Würzner: "Ohne Campus-Straßenbahn droht der Verkehrskollaps"
Der Oberbürgermeister fordert die Universität auf, endlich ihre Klage zurückzuziehen - Wird nicht bald gebaut, droht das Aus

Das Neuenheimer Feld wächst. In den letzten acht Jahren ist die Zahl der Beschäftigten um 36 Prozent, die der ambulanten Patienten um 25 und die der Studenten um 30 Prozent gewachsen. Gründe, weshalb für OB Würzner die Campus-Bahn kommen muss. Lossen Fotografie
Von Holger Buchwald
Im Streit um die Straßenbahn ins Neuenheimer Feld verliert Eckart Würzner so langsam die Geduld. "Die Universität soll endlich ihre Klage vor dem Verwaltungsgerichtshof zurückziehen", fordert der Oberbürgermeister. All ihre Forderungen seien erfüllt, es liege nun an der Uni, sich für ein zukunftsfähiges Nahverkehrssystem zu entscheiden. Andernfalls bestehe die Gefahr, dass die Verkehrsprobleme des Campus noch Jahrzehnte andauern.

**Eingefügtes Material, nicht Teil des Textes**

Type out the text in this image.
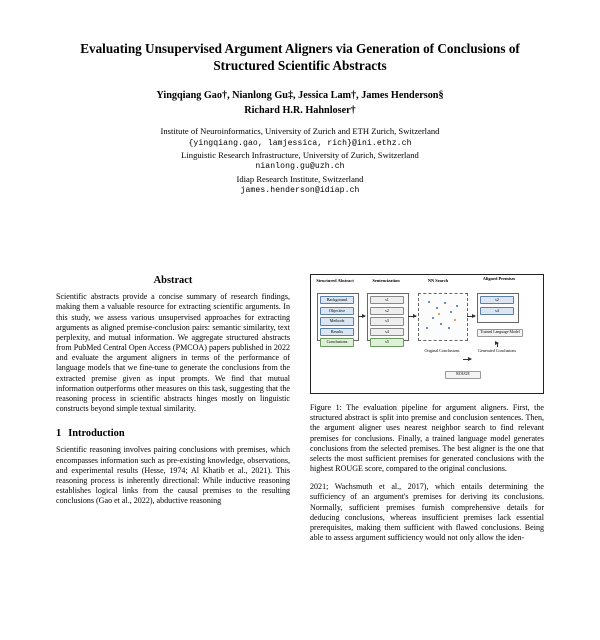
Evaluating Unsupervised Argument Aligners via Generation of Conclusions of Structured Scientific Abstracts
Yingqiang Gao†, Nianlong Gu‡, Jessica Lam†, James Henderson§
Richard H.R. Hahnloser†
Institute of Neuroinformatics, University of Zurich and ETH Zurich, Switzerland
{yingqiang.gao, lamjessica, rich}@ini.ethz.ch
Linguistic Research Infrastructure, University of Zurich, Switzerland
nianlong.gu@uzh.ch
Idiap Research Institute, Switzerland
james.henderson@idiap.ch
Abstract

Scientific abstracts provide a concise summary of research findings, making them a valuable resource for extracting scientific arguments. In this study, we assess various unsupervised approaches for extracting arguments as aligned premise-conclusion pairs: semantic similarity, text perplexity, and mutual information. We aggregate structured abstracts from PubMed Central Open Access (PMCOA) papers published in 2022 and evaluate the argument aligners in terms of the performance of language models that we fine-tune to generate the conclusions from the extracted premise given as input prompts. We find that mutual information outperforms other measures on this task, suggesting that the reasoning process in scientific abstracts hinges mostly on linguistic constructs beyond simple textual similarity.

1 Introduction

Scientific reasoning involves pairing conclusions with premises, which encompasses information such as pre-existing knowledge, observations, and experimental results (Hesse, 1974; Al Khatib et al., 2021). This reasoning process is inherently directional: While inductive reasoning establishes logical links from the causal premises to the resulting conclusions (Gao et al., 2022), abductive reasoning

Structured Abstract	Sentencization	NN Search	Aligned Premises
Background
Objective
Methods
Results
Conclusions
s1
s2
s3
s4
s5
s2
s4
Trained Language Model
Original Conclusions	Generated Conclusions
ROUGE
Figure 1: The evaluation pipeline for argument aligners. First, the structured abstract is split into premise and conclusion sentences. Then, the argument aligner uses nearest neighbor search to find relevant premises for conclusions. Finally, a trained language model generates conclusions from the selected premises. The best aligner is the one that selects the most sufficient premises for generated conclusions with the highest ROUGE score, compared to the original conclusions.

2021; Wachsmuth et al., 2017), which entails determining the sufficiency of an argument's premises for deriving its conclusions. Normally, sufficient premises furnish comprehensive details for deducing conclusions, whereas insufficient premises lack essential prerequisites, making them sufficient with flawed conclusions. Being able to assess argument sufficiency would not only allow the iden-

"Wenn wir jetzt nicht bald bauen können, bleibt alles so, wie es ist", befürchtet auch Martin in der Beek, Technischer Geschäftsführer der Rhein-Neckar-Verkehr GmbH (RNV). Das Problem: Nachdem die Universität, das Deutsche Krebsforschungszentrum (DKFZ) und das Max-Planck-Institut für öffentliches Recht und Völkerrecht (MPI) gegen den Planfeststellungsbeschluss des Regierungspräsidiums geklagt hatten, verhängte der Verwaltungsgerichtshof (VGH) im Zuge des einstweiligen Rechtsschutzes einen Baustopp. Die Campus-Bahn müsste aber bis Ende 2019 fertiggestellt und abgerechnet sein, denn dann läuft das Förderprogramm von Bund und Ländern aus. Bisher würden die Baukosten noch mit bis zu 80 Prozent bezuschusst. "Wenn die Klage jetzt nicht zurückgezogen wird, verliert die Stadt 24 Millionen Euro", macht Würzner den Ernst der Lage klar. Ohne dieses Geld sei die Straßenbahn nicht finanzierbar.

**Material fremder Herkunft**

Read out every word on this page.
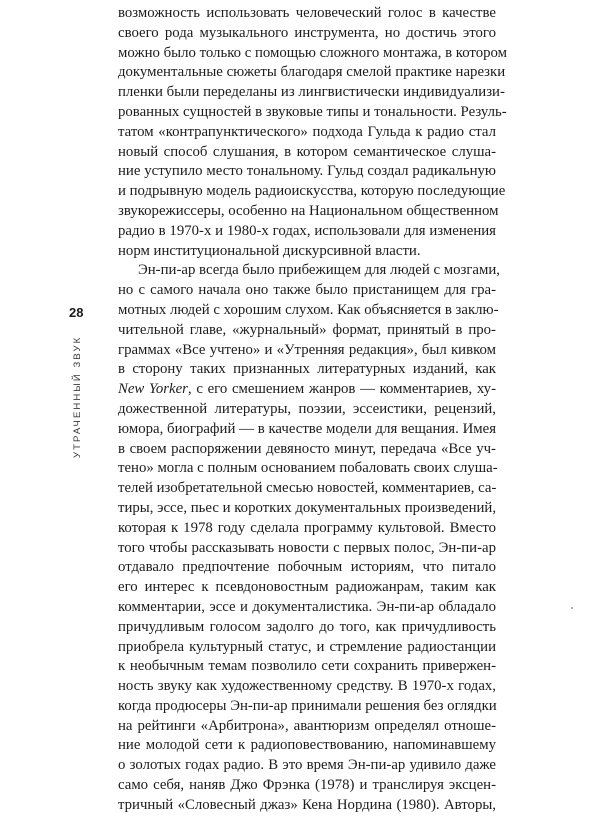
28
УТРАЧЕННЫЙ ЗВУК
возможность использовать человеческий голос в качестве
своего рода музыкального инструмента, но достичь этого
можно было только с помощью сложного монтажа, в котором
документальные сюжеты благодаря смелой практике нарезки
пленки были переделаны из лингвистически индивидуализи-
рованных сущностей в звуковые типы и тональности. Резуль-
татом «контрапунктического» подхода Гульда к радио стал
новый способ слушания, в котором семантическое слуша-
ние уступило место тональному. Гульд создал радикальную
и подрывную модель радиоискусства, которую последующие
звукорежиссеры, особенно на Национальном общественном
радио в 1970-х и 1980-х годах, использовали для изменения
норм институциональной дискурсивной власти.
Эн-пи-ар всегда было прибежищем для людей с мозгами,
но с самого начала оно также было пристанищем для гра-
мотных людей с хорошим слухом. Как объясняется в заклю-
чительной главе, «журнальный» формат, принятый в про-
граммах «Все учтено» и «Утренняя редакция», был кивком
в сторону таких признанных литературных изданий, как
New Yorker, с его смешением жанров — комментариев, ху-
дожественной литературы, поэзии, эссеистики, рецензий,
юмора, биографий — в качестве модели для вещания. Имея
в своем распоряжении девяносто минут, передача «Все уч-
тено» могла с полным основанием побаловать своих слуша-
телей изобретательной смесью новостей, комментариев, са-
тиры, эссе, пьес и коротких документальных произведений,
которая к 1978 году сделала программу культовой. Вместо
того чтобы рассказывать новости с первых полос, Эн-пи-ар
отдавало предпочтение побочным историям, что питало
его интерес к псевдоновостным радиожанрам, таким как
комментарии, эссе и документалистика. Эн-пи-ар обладало
причудливым голосом задолго до того, как причудливость
приобрела культурный статус, и стремление радиостанции
к необычным темам позволило сети сохранить привержен-
ность звуку как художественному средству. В 1970-х годах,
когда продюсеры Эн-пи-ар принимали решения без оглядки
на рейтинги «Арбитрона», авантюризм определял отноше-
ние молодой сети к радиоповествованию, напоминавшему
о золотых годах радио. В это время Эн-пи-ар удивило даже
само себя, наняв Джо Фрэнка (1978) и транслируя эксцен-
тричный «Словесный джаз» Кена Нордина (1980). Авторы,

Während Würzner zuversichtlich ist, dass sich die Stadt mit den beiden anderen Klägern einigen könnte, denkt die Universität derzeit nicht daran, ihren Widerstand aufzugeben. "Die Klage kann nicht zurückgezogen werden. Das endgültige Urteil des VGH bleibt abzuwarten", sagt Bernd Müller von der zuständigen Landesbehörde Vermögen und Bau Baden-Württemberg, auf Anfrage der RNZ. Zwar seien Stadt und RNV der Universität mit umfangreichen Planänderungen entgegengekommen, doch die grundlegenden Probleme der Trassenführung durch die Straße "Im Neuenheimer Feld" seien dadurch nicht gelöst. Unirektor Bernhard Eitel hatte in diesem Zusammenhang von der "Zerschneidung des Campus" gesprochen.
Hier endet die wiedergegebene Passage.